Upon a systematic scrutiny of extant literature, it becomes unequivocally evident that our proposed model stands unparalleled in its efficacy. This prowess can be attributed to our meticulous data preprocessing techniques and the discerning selection of features. It is worth emphasising that the judicious feature selection played a pivotal role in accentuating the distinctions between individuals with autism and their neurotypical counterparts, leading our LSTM model to realize a remarkable 98% accuracy.

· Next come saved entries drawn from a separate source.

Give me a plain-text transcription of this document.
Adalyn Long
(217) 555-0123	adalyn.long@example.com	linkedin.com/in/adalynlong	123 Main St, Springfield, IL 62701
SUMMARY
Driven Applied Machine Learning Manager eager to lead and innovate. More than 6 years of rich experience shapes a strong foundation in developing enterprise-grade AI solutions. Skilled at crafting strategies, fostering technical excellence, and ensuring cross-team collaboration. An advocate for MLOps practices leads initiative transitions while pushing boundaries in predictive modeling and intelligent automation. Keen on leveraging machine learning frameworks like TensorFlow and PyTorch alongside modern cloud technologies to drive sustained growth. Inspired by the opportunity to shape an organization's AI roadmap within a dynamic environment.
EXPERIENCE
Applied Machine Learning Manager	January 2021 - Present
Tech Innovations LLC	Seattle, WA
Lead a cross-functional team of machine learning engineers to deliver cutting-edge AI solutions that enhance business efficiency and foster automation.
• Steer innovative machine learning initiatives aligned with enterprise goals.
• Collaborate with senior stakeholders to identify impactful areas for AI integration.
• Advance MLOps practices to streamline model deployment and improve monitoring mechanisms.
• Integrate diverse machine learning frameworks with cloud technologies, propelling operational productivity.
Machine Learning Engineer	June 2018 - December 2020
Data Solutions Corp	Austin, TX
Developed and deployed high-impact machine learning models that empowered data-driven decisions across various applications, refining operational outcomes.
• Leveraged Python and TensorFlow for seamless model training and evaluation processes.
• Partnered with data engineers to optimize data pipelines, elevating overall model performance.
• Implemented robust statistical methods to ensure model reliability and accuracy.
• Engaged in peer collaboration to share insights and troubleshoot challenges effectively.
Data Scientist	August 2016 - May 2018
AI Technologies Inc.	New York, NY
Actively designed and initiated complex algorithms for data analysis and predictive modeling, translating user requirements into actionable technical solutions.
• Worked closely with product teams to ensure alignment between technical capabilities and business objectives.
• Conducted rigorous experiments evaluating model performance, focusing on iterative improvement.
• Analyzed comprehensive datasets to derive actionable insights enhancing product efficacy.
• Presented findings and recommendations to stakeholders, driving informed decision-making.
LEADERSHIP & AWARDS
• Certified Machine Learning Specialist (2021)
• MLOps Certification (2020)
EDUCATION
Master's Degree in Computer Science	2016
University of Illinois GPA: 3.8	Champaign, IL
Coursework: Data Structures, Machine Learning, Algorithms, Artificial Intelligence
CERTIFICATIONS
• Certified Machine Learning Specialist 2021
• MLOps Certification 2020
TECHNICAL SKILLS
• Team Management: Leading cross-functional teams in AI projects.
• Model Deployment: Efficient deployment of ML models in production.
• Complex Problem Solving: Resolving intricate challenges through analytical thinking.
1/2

This research converges rigorous scientific exploration with the overarching goal of compassionate care for individuals with ASD. It reiterates the profound significance of synergising proactive diagnosis, community engagement, and robust advocacy. As a beacon for future endeavours, this study illuminates a path where, through holistic approaches, children with ASD can truly realize their innate potential amidst the multifaceted challenges presented by Autism.
There is a definite path forward for future research to include a larger and more diverse sample, drawing from a larger population of people with ASD and TD individuals. Increasing the size of the sample pool could help researchers spot more patterns and details in the data. Importantly, a larger sample size would strengthen the statistical validity of the results, increasing the breadth with which they can be applied to a wider population.